RE: LD4LT Teleconference, Today 3pm CET, on Linghub

Hi John and all.

All metadata at META-SHARE come from the consortium partners: at the bottom of http://www.meta-share.eu/ you can see who the partners are. Each partner maintains their own repo where they describe (according to the META-SHARE schema) and store their resources; metadata records (and only metadata) are harvested from the repos to the managing nodes, which all share the same catalogue.

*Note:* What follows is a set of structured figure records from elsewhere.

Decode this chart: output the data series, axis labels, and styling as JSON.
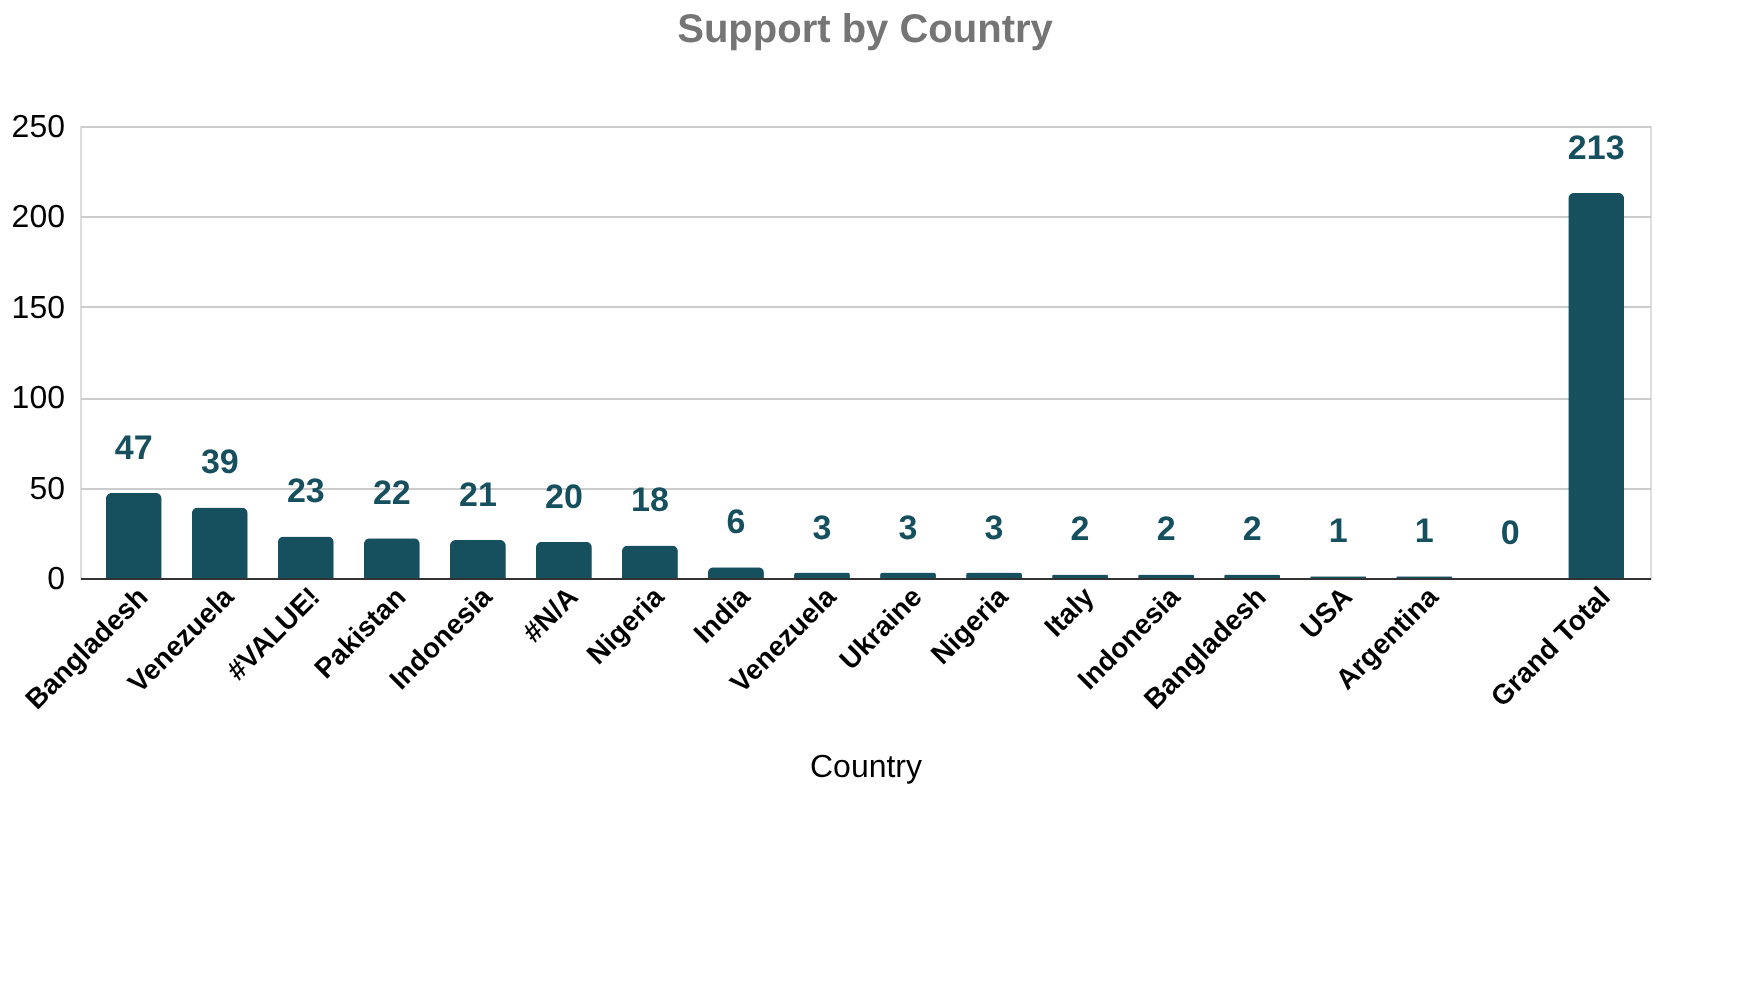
{
  "chart_data": {
    "type": "bar",
    "title": "Support by Country",
    "xlabel": "Country",
    "categories": [
      "Bangladesh",
      "Venezuela",
      "#VALUE!",
      "Pakistan",
      "Indonesia",
      "#N/A",
      "Nigeria",
      "India",
      "Venezuela",
      "Ukraine",
      "Nigeria",
      "Italy",
      "Indonesia",
      "Bangladesh",
      "USA",
      "Argentina",
      null,
      "Grand Total"
    ],
    "values": [
      47,
      39,
      23,
      22,
      21,
      20,
      18,
      6,
      3,
      3,
      3,
      2,
      2,
      2,
      1,
      1,
      0,
      213
    ],
    "color": "#164f5e",
    "ylim": [
      0,
      250
    ],
    "yticks": [
      0,
      50,
      100,
      150,
      200,
      250
    ],
    "grid": "y",
    "data_labels": true
  }
}
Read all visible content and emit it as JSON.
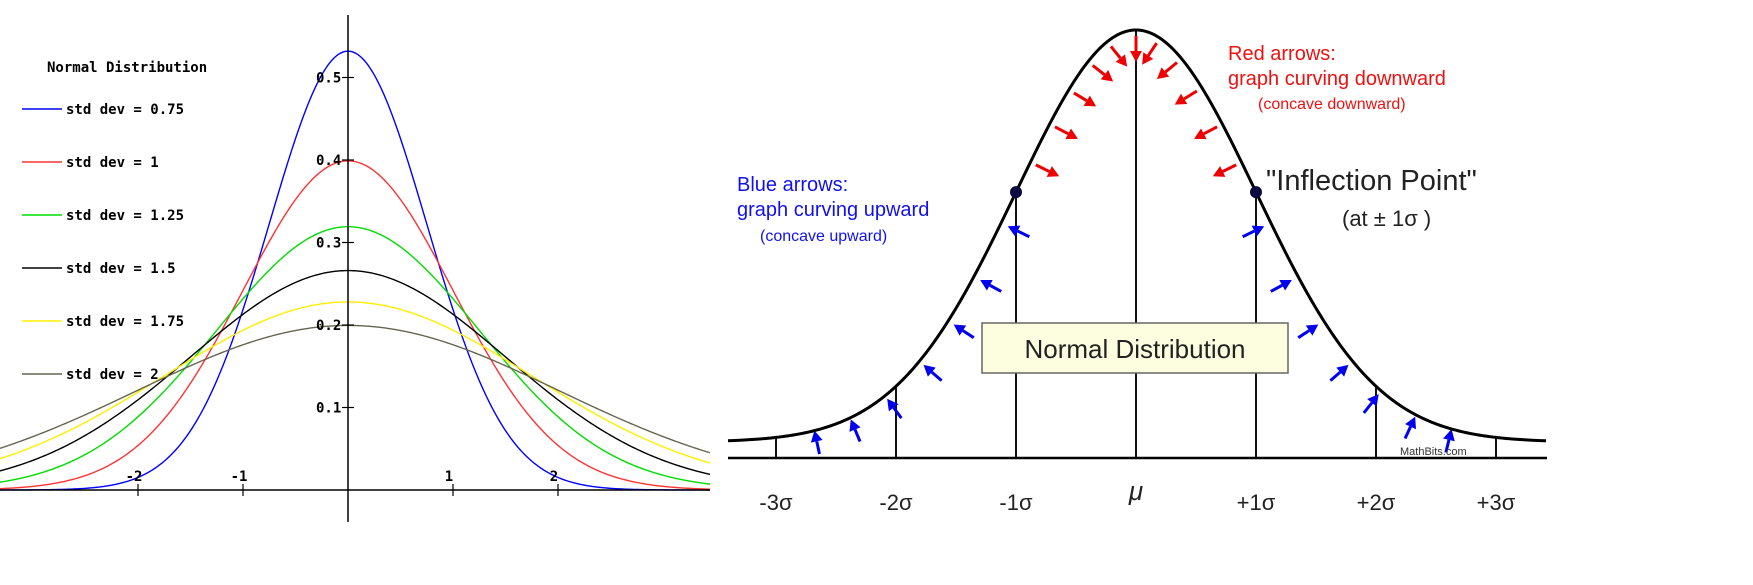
{
  "chart_data": [
    {
      "type": "line",
      "title": "Normal Distribution",
      "xlim": [
        -3.3,
        3.5
      ],
      "ylim": [
        0,
        0.6
      ],
      "x_ticks": [
        -2,
        -1,
        1,
        2
      ],
      "x_tick_labels": [
        "-2",
        "-1",
        "1",
        "2"
      ],
      "y_ticks": [
        0.1,
        0.2,
        0.3,
        0.4,
        0.5
      ],
      "y_tick_labels": [
        "0.1",
        "0.2",
        "0.3",
        "0.4",
        "0.5"
      ],
      "legend_placement": "top-left",
      "series": [
        {
          "name": "std dev = 0.75",
          "mean": 0,
          "std": 0.75,
          "color": "#0000ff"
        },
        {
          "name": "std dev = 1",
          "mean": 0,
          "std": 1,
          "color": "#ff3333"
        },
        {
          "name": "std dev = 1.25",
          "mean": 0,
          "std": 1.25,
          "color": "#00dd00"
        },
        {
          "name": "std dev = 1.5",
          "mean": 0,
          "std": 1.5,
          "color": "#000000"
        },
        {
          "name": "std dev = 1.75",
          "mean": 0,
          "std": 1.75,
          "color": "#ffee00"
        },
        {
          "name": "std dev = 2",
          "mean": 0,
          "std": 2,
          "color": "#666650"
        }
      ]
    },
    {
      "type": "line",
      "title": "Normal Distribution",
      "mean": 0,
      "std": 1,
      "xlim": [
        -3.5,
        3.5
      ],
      "x_tick_labels": [
        "-3σ",
        "-2σ",
        "-1σ",
        "μ",
        "+1σ",
        "+2σ",
        "+3σ"
      ],
      "inflection_points": [
        -1,
        1
      ],
      "annotations": {
        "red_title": "Red arrows:",
        "red_line2": "graph curving downward",
        "red_line3": "(concave downward)",
        "blue_title": "Blue arrows:",
        "blue_line2": "graph curving upward",
        "blue_line3": "(concave upward)",
        "inflection_title": "\"Inflection Point\"",
        "inflection_sub": "(at ± 1σ )",
        "credit": "MathBits.com"
      },
      "colors": {
        "down_arrows": "#ee0000",
        "up_arrows": "#0000ee",
        "curve": "#000000",
        "box_fill": "#fdfde0"
      }
    }
  ]
}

This means that most probably you will get from META-SHARE and CLARIN duplicates because some partners are in both; for instance, ELRA metadata are also in META-SHARE. Still, I would expect differences in the metadata descriptions: I think but I’m not sure CLARIN harvests the ELRA records from OLAC (Khalid, is this it?), so the metadata schema is different. However, in ELRA records the ELRA id can help in the identification of the duplicates. 

Best,

Penny

From: johnmccrae@gmail.com [mailto:johnmccrae@gmail.com] On Behalf Of John P. McCrae
Sent: Friday, March 20, 2015 4:33 PM
To: Khalid Choukri
Cc: public-ld4lt@w3.org
Subject: Re: LD4LT Teleconference, Today 3pm CET, on Linghub

 

Hi Khalid,

We will actually pick up duplicates, this should be push to production in the next few weeks.

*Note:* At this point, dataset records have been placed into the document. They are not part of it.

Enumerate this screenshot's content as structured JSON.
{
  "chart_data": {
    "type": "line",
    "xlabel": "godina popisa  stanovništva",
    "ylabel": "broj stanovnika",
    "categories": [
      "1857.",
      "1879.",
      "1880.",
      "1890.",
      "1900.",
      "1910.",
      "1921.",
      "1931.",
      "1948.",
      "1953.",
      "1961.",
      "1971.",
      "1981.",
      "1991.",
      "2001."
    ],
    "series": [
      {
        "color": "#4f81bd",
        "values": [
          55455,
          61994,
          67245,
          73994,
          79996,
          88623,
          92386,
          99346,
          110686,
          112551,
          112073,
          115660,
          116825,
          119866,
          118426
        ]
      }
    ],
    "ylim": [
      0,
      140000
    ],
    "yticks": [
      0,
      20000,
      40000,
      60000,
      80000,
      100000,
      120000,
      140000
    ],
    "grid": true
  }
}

I will mark the records from the CLARIN VLO as "ELRA (via CLARIN VLO)" (Tracker: https://github.com/liderproject/linghub/issues/18)

For META-SHARE we don't really have any information for most records as to where they came from before META-SHARE, e.g., 

http://metashare.elda.org/repository/browse/eurom1e-english/f01a4c96de6811e2b1e400259011f6eaf6ec06978e9b4d5e89cd122f3f96961a/
http://linghub.org/metashare/f01a4c96de6811e2b1e400259011f6eaf6ec06978e9b4d5e89cd122f3f96961a

 

Regards,

John

 

On Fri, Mar 20, 2015 at 2:18 PM, Khalid Choukri <choukri@elda.org <mailto:choukri@elda.org> > wrote:

Hi John
Thanks for the clarification, 
This is an essential and tricky issue, we should insist that harvested data is labeled as such and hence prevent people form harvesting things from secondary sources.
I am not sure you can, at this stage, filter duplicate records.

For us (ELRA)  all the records were provided to you including via Meta-share, in the worst case some thing like "ELRA (via META-SHARE)" could be OK  (though we think  ELRA  should be the sole source for ELRA catalogued resources).

Best regards
Khalid


 

On 20/03/2015 12:41, John P. McCrae wrote:

Hi Khalid, 

 

The source property is intended to indicate where we got the record from, in this case actually from CLARIN! Would it be better if I clarify it by making it something like, for example "Meertens Institute (via CLARIN VLO)", or "ELRA (via CLARIN VLO)"?

Regards,

John

 

On Thu, Mar 19, 2015 at 7:03 PM, Khalid Choukri <choukri@elda.org <mailto:choukri@elda.org> > wrote:

Hi John

I am so sorry I missed the telco
I manage to review the slides and the web site and I realise that you harvested so many sources which also harvest other sources in a very long loop; and leading to many wrong labelling  (but at least I understand why you mention that our community has over 100K resources)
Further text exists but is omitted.